Nick, on the other hand, couldn’t stop stealing glances at the feisty little rabbit that rendered him speechless. She had opened a folder and was busily writing stuff down while searching something on her phone. Nick leaned back on a counter and decided to read her. Being an ex con-mammal, he was really good at figuring out other mammals. She was obviously feisty and witty – anybody who heard their banter could infer that – but she was also very hardworking. Based on how she went to a pub alone, didn’t socialize with the other mammals, was quick to end their conversation, and dressed in a boring pink flannel shirt and blue jeans, Nick could tell that she’s spent a good part of her life working hard to achieve something, neglecting to care about the normal things mammals usually worried about. Nick was already coming up with ideas to con her to stop working and talk to him again when he heard someone else talking to her. He inched over to see a lynx sitting too closely next to her.

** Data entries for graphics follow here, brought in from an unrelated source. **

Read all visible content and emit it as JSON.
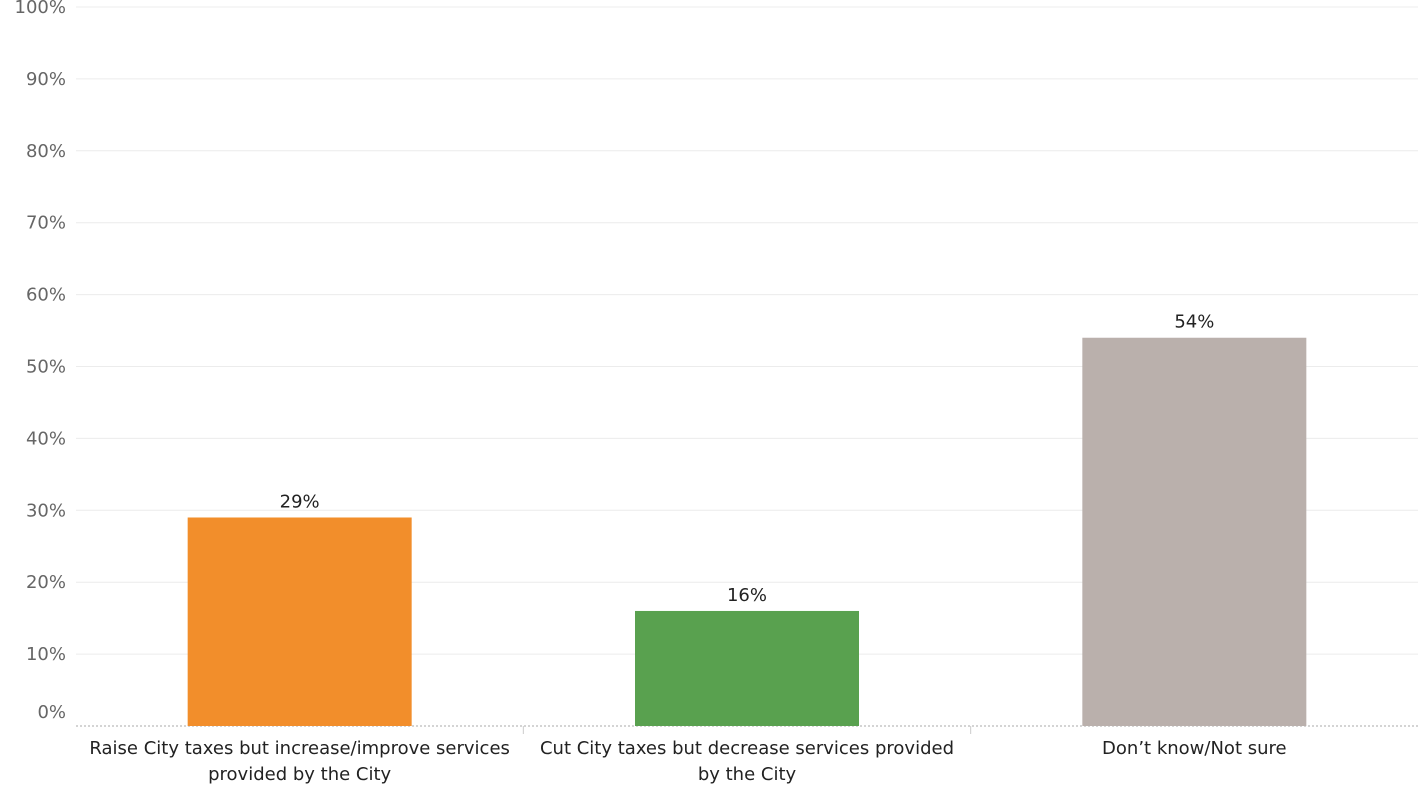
{
  "chart_data": {
    "type": "bar",
    "title": "",
    "xlabel": "",
    "ylabel": "",
    "ylim": [
      0,
      100
    ],
    "yticks": [
      "0%",
      "10%",
      "20%",
      "30%",
      "40%",
      "50%",
      "60%",
      "70%",
      "80%",
      "90%",
      "100%"
    ],
    "grid": true,
    "categories": [
      "Raise City taxes but increase/improve services provided by the City",
      "Cut City taxes but decrease services provided by the City",
      "Don’t know/Not sure"
    ],
    "values": [
      29,
      16,
      54
    ],
    "value_labels": [
      "29%",
      "16%",
      "54%"
    ],
    "colors": [
      "#f28e2b",
      "#59a14f",
      "#bab0ac"
    ]
  }
}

“What’s a cute little bunny like you doing here alone?” The lynx lightly dragged a claw down one of Judy’s flopped ears. “What’s the matter? Not having fun? Come with me to my place and I’ll show you a real good time.” He purred, his entire paw now caressing both of her ears.

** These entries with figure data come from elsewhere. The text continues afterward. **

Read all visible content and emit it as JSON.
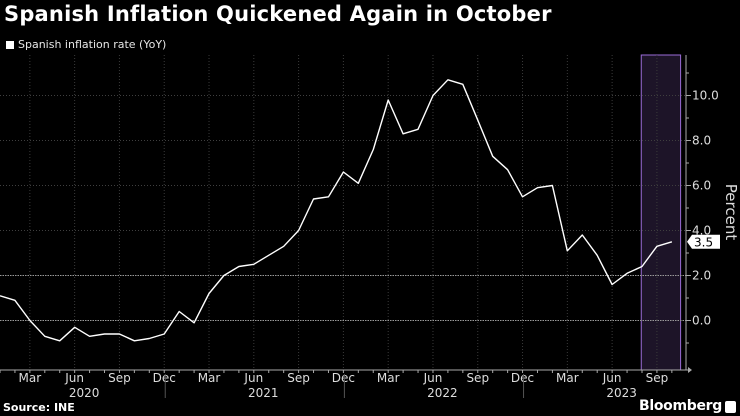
{
  "chart_data": {
    "type": "line",
    "title": "Spanish Inflation Quickened Again in October",
    "series": [
      {
        "name": "Spanish inflation rate (YoY)",
        "color": "#ffffff",
        "start": "2020-01",
        "values": [
          1.1,
          0.9,
          0.0,
          -0.7,
          -0.9,
          -0.3,
          -0.7,
          -0.6,
          -0.6,
          -0.9,
          -0.8,
          -0.6,
          0.4,
          -0.1,
          1.2,
          2.0,
          2.4,
          2.5,
          2.9,
          3.3,
          4.0,
          5.4,
          5.5,
          6.6,
          6.1,
          7.6,
          9.8,
          8.3,
          8.5,
          10.0,
          10.7,
          10.5,
          8.9,
          7.3,
          6.7,
          5.5,
          5.9,
          6.0,
          3.1,
          3.8,
          2.9,
          1.6,
          2.1,
          2.4,
          3.3,
          3.5
        ]
      }
    ],
    "last_value_label": "3.5",
    "ylabel": "Percent",
    "ylim": [
      -2.2,
      11.8
    ],
    "yticks": [
      0,
      2,
      4,
      6,
      8,
      10
    ],
    "ytick_labels": [
      "0.0",
      "2.0",
      "4.0",
      "6.0",
      "8.0",
      "10.0"
    ],
    "xtick_labels": [
      {
        "label": "Mar",
        "index": 2
      },
      {
        "label": "Jun",
        "index": 5
      },
      {
        "label": "Sep",
        "index": 8
      },
      {
        "label": "Dec",
        "index": 11
      },
      {
        "label": "Mar",
        "index": 14
      },
      {
        "label": "Jun",
        "index": 17
      },
      {
        "label": "Sep",
        "index": 20
      },
      {
        "label": "Dec",
        "index": 23
      },
      {
        "label": "Mar",
        "index": 26
      },
      {
        "label": "Jun",
        "index": 29
      },
      {
        "label": "Sep",
        "index": 32
      },
      {
        "label": "Dec",
        "index": 35
      },
      {
        "label": "Mar",
        "index": 38
      },
      {
        "label": "Jun",
        "index": 41
      },
      {
        "label": "Sep",
        "index": 44
      }
    ],
    "year_labels": [
      {
        "label": "2020",
        "center": 5.5
      },
      {
        "label": "2021",
        "center": 17.5
      },
      {
        "label": "2022",
        "center": 29.5
      },
      {
        "label": "2023",
        "center": 41.5
      }
    ],
    "highlight_range": {
      "from_index": 43,
      "to_index": 45,
      "color": "#9a6cd8"
    },
    "grid": true,
    "legend_position": "top-left"
  },
  "source": "Source: INE",
  "brand": "Bloomberg"
}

Nick was ready to pounce the lynx right then and there but stopped when Judy stood up on her stool and looked at the lynx straight in the eye. She grabbed his paw and twisted it off of her ears. The lynx winced in pain.

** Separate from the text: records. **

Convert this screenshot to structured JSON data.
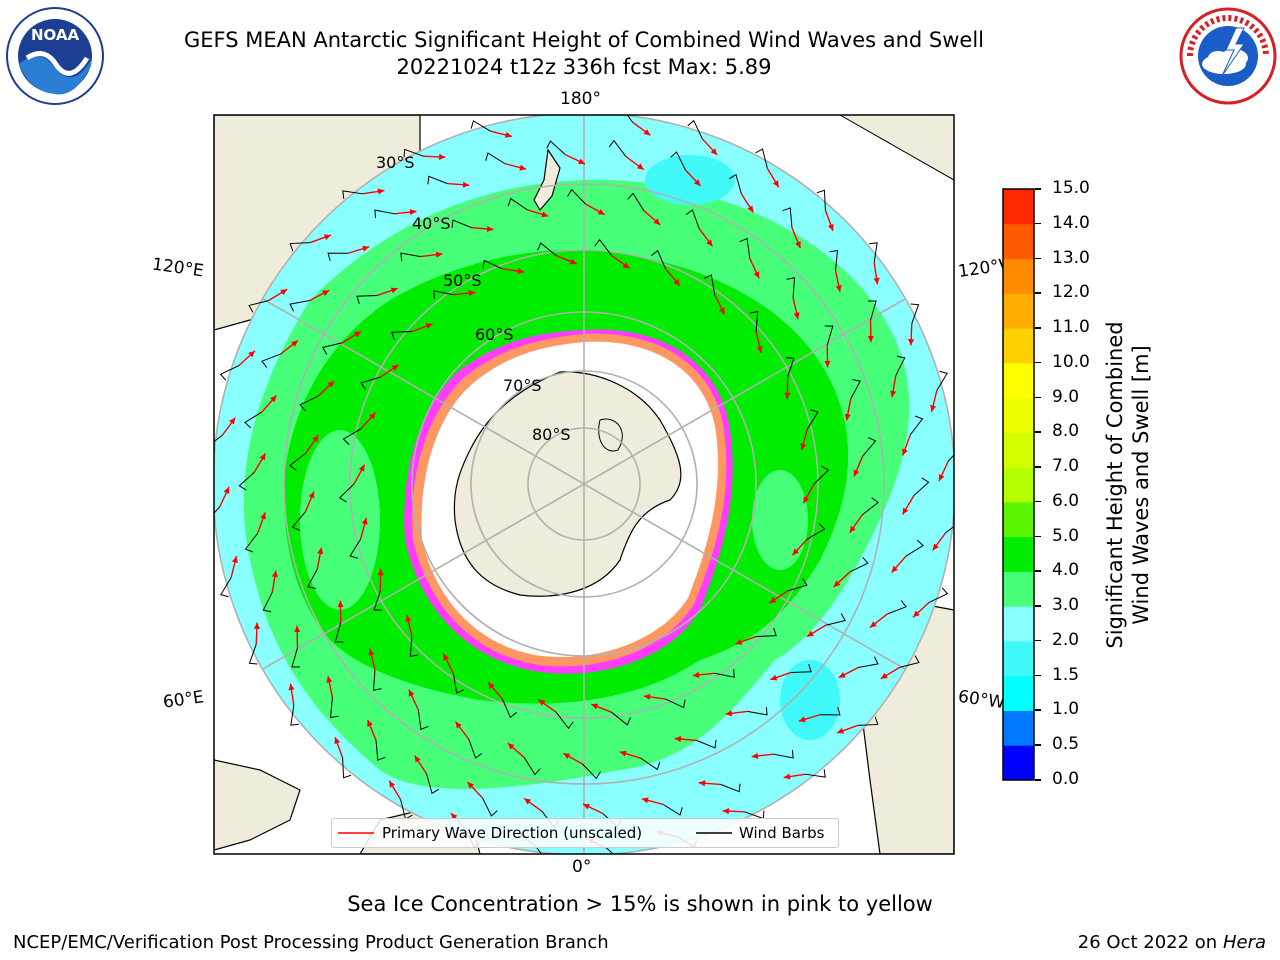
{
  "title": {
    "line1": "GEFS MEAN Antarctic Significant Height of Combined Wind Waves and Swell",
    "line2": "20221024 t12z 336h fcst   Max: 5.89"
  },
  "map": {
    "projection": "south-polar-stereographic",
    "longitude_labels": {
      "top": "180°",
      "bottom": "0°",
      "left_upper": "120°E",
      "left_lower": "60°E",
      "right_upper": "120°W",
      "right_lower": "60°W"
    },
    "latitude_labels": [
      "30°S",
      "40°S",
      "50°S",
      "60°S",
      "70°S",
      "80°S"
    ],
    "colors": {
      "land": "#efecdc",
      "ice_free_antarctic_zone": "#ffffff",
      "band_1_5_2_0": "#41f9f9",
      "band_2_0_3_0": "#8affff",
      "band_3_0_4_0": "#48ff7a",
      "band_4_0_5_0": "#00ec00",
      "band_5_0_6_0": "#5bf500",
      "sea_ice_pink": "#ff3cff",
      "sea_ice_orange": "#ffae3c",
      "wave_arrow": "#ff0000",
      "wind_barb": "#000000"
    }
  },
  "legend": {
    "wave_direction": "Primary Wave Direction (unscaled)",
    "wind_barbs": "Wind Barbs"
  },
  "colorbar": {
    "title_line1": "Significant Height of Combined",
    "title_line2": "Wind Waves and Swell [m]",
    "ticks": [
      "0.0",
      "0.5",
      "1.0",
      "1.5",
      "2.0",
      "3.0",
      "4.0",
      "5.0",
      "6.0",
      "7.0",
      "8.0",
      "9.0",
      "10.0",
      "11.0",
      "12.0",
      "13.0",
      "14.0",
      "15.0"
    ],
    "colors": [
      "#0000ff",
      "#0078ff",
      "#00ffff",
      "#41f9f9",
      "#8affff",
      "#48ff7a",
      "#00ec00",
      "#5bf500",
      "#b4ff00",
      "#d4ff00",
      "#f0ff00",
      "#ffff00",
      "#ffd000",
      "#ffae00",
      "#ff8c00",
      "#ff5a00",
      "#ff2800",
      "#ff0000"
    ]
  },
  "caption": "Sea Ice Concentration > 15% is shown in pink to yellow",
  "footer": {
    "left": "NCEP/EMC/Verification Post Processing Product Generation Branch",
    "right_prefix": "26 Oct 2022 on ",
    "right_host": "Hera"
  },
  "logos": {
    "left": "NOAA",
    "left_ring_text": "NATIONAL OCEANIC AND ATMOSPHERIC ADMINISTRATION · U.S. DEPARTMENT OF COMMERCE",
    "right_ring_text": "NATIONAL WEATHER SERVICE"
  }
}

“First of all, don’t call me cute. Secondly, I don’t need a shifty low-life like you to tell me what to do.” She packed her stuff and hopped off the bar stool. “Now if you’ll excuse me, I have a life to get back to.”
As she passed him, the lynx grabbed her by her ears and raised her to his face. “What? A bunny refusing to get into bed? Don’t act so high and mighty, you dirty slut! Don’t forget, you’re just a dumb bunny! Good for nothing but se – AARRGHH!”
He dropped Judy as Nick’s clenched paw connected with his jaw. The lynx retaliated and jabbed Nick in the gut, and then swung his other fist and punched him in the cheek. Nick stumbled back but regained enough composure to try and throw in a few more punches. He missed the lynx completely and was soon straddled by him, repeatedly being punched in the muzzle. Then, a grey blur flashed to the side of Nick’s vision and two large grey paws landed on the side of the lynx face, sending him flying off of the fox’s body. Judy straightened her shirt and walked towards the unconscious lynx and checked for a pulse. After being satisfied, she went back to Nick and helped him up.
She grimaced at the sight of Nick’s bruised and bloody face. “Oh sweet cheese and crackers! I need to get you to a hospital!” she said, wrapping her arm around his waist as best she could. Nick stiffened (at the touch of her paw or at the word ‘hospital’, he wasn’t sure), “No thanks, Carrots. I’m quite fine, see.” He forced a toothy and rather goofy smile at her.
She laughed at the odd sight but insisted. “No, you’re not fine. Your nose is dripping blood like a faucet and your eye is turning blue like a blueberry!” She placed her other paw on his arm, slowly guiding him out of the pub. “Come on, Slick. I’m not leaving you until you go to the hospital.”
Nick suggestively raised an eyebrow at her, “You can stay by my side for as long as you want, Sweetheart – OW!”
Judy punched Nick lightly in the arm. “You saw what I did to that lynx, don’t make me do it to you.”
Nick straightened. “Yes ma’am!” Once they were out of the pub, he stopped and looked at her. “Seriously though, Carrots. I don’t want to go to the hospital.”
Judy could see the fear and desperation in his eyes as he pleaded. Whatever reason he has, it seemed important, so she decided not to push him. “Alright. Then do you have a First Aid kit at home?”
“Umm…Does Vodka and a few dirty rags count?” He joked.
Judy rolled her eyes. “Nope. I guess you’re coming home with me.”
“Woah there Carrots, buy me dinner first – OW!”
Another jab from the ferocious bunny and Nick was quiet the rest of the walk home.